Thomas's latest ridiculous dissenting vote, like his other just as ridiculous lone wolf votes on race based court cases, make absolutely no sense to most legal experts. But they're not about law. His decisions make sense because they have less to do with his warped interpretation of law and its practice than with his publicly expressed racial views, and his private vow to get revenge.
When asked some years ago how long he'd stay on the court, he reportedly said that he'd stay there for next 43 years of his life. He was 43 at the time. In a more revealing aside, he supposedly quipped to friends that it would take him that long to get even. Whether that is hyperbole or an apocryphal tale, it hasn't taken him 43 years to wreak his revenge.
The dissent in the Foster case is more than ample proof that Thomas has been a one man wrecking crew on race in law and public policy decisions. But this is not simply one man's personal bitterness over his alleged mistreatment by liberals and civil rights leaders. Nor is it a case of his digging in his heels to push his retrograde view on racial matters.

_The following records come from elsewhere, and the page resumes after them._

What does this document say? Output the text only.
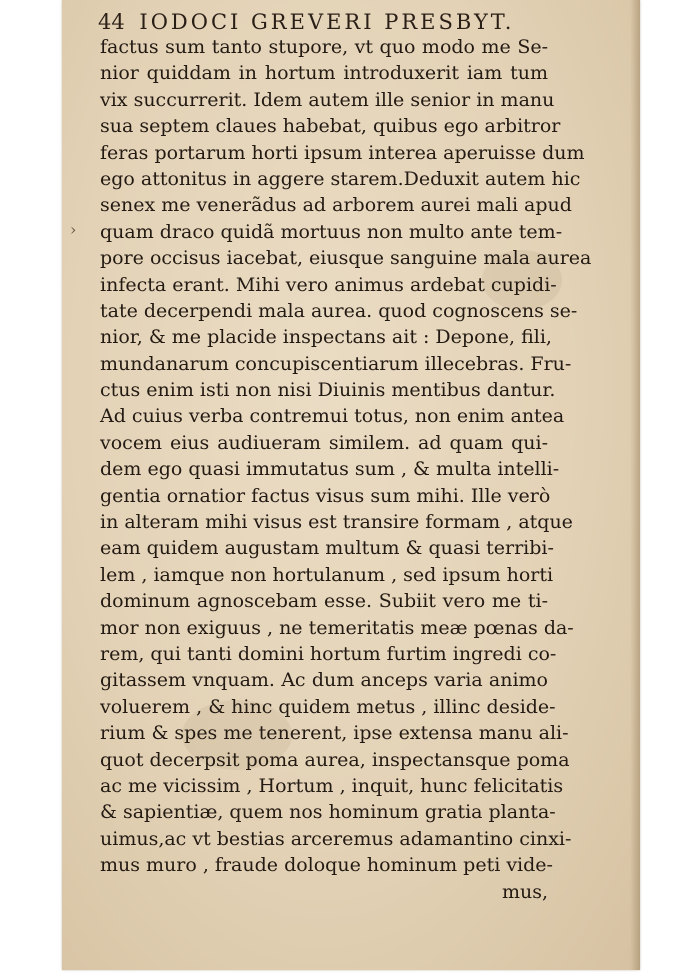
44 IODOCI GREVERI PRESBYT.
›
factus sum tanto stupore, vt quo modo me Se-
nior quiddam in hortum introduxerit iam tum
vix succurrerit. Idem autem ille senior in manu
sua septem claues habebat, quibus ego arbitror
feras portarum horti ipsum interea aperuisse dum
ego attonitus in aggere starem.Deduxit autem hic
senex me venerãdus ad arborem aurei mali apud
quam draco quidã mortuus non multo ante tem-
pore occisus iacebat, eiusque sanguine mala aurea
infecta erant. Mihi vero animus ardebat cupidi-
tate decerpendi mala aurea. quod cognoscens se-
nior, & me placide inspectans ait : Depone, fili,
mundanarum concupiscentiarum illecebras. Fru-
ctus enim isti non nisi Diuinis mentibus dantur.
Ad cuius verba contremui totus, non enim antea
vocem eius audiueram similem. ad quam qui-
dem ego quasi immutatus sum , & multa intelli-
gentia ornatior factus visus sum mihi. Ille verò
in alteram mihi visus est transire formam , atque
eam quidem augustam multum & quasi terribi-
lem , iamque non hortulanum , sed ipsum horti
dominum agnoscebam esse. Subiit vero me ti-
mor non exiguus , ne temeritatis meæ pœnas da-
rem, qui tanti domini hortum furtim ingredi co-
gitassem vnquam. Ac dum anceps varia animo
voluerem , & hinc quidem metus , illinc deside-
rium & spes me tenerent, ipse extensa manu ali-
quot decerpsit poma aurea, inspectansque poma
ac me vicissim , Hortum , inquit, hunc felicitatis
& sapientiæ, quem nos hominum gratia planta-
uimus,ac vt bestias arceremus adamantino cinxi-
mus muro , fraude doloque hominum peti vide-
mus,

He wants more judges to think and act like him on the bench. And all the better if those strict racial constructionist judges happen to be minorities.
In his 2007 autobiography, My Grandfather's Son, the bitter grudge that he holds against those who did so much to dump his confirmation were on naked and brutal display. He showed no sign of budging a step from the never-ending public and private war he's waged against civil rights leaders and liberal Democrats. He branded them the "liberal mob" and gripped that they had one goal, and only one goal, and that is to "keep the black man in his place." The black man of course is Thomas.
The other theme that courses through Thomas's clinical need for payback is his obsessive view of himself as the perennial martyr. In an American Enterprise Institute lecture in 2001, he wrapped himself in the martyr's garment and said that he expected to be treated badly for challenging liberal opinion. A decade later in a talk to the ultra-conservative Federalist Society, he vented that persecution complex again when he said that unnamed critics "seem bent on undermining" the Supreme Court. He meant one justice on the court, himself.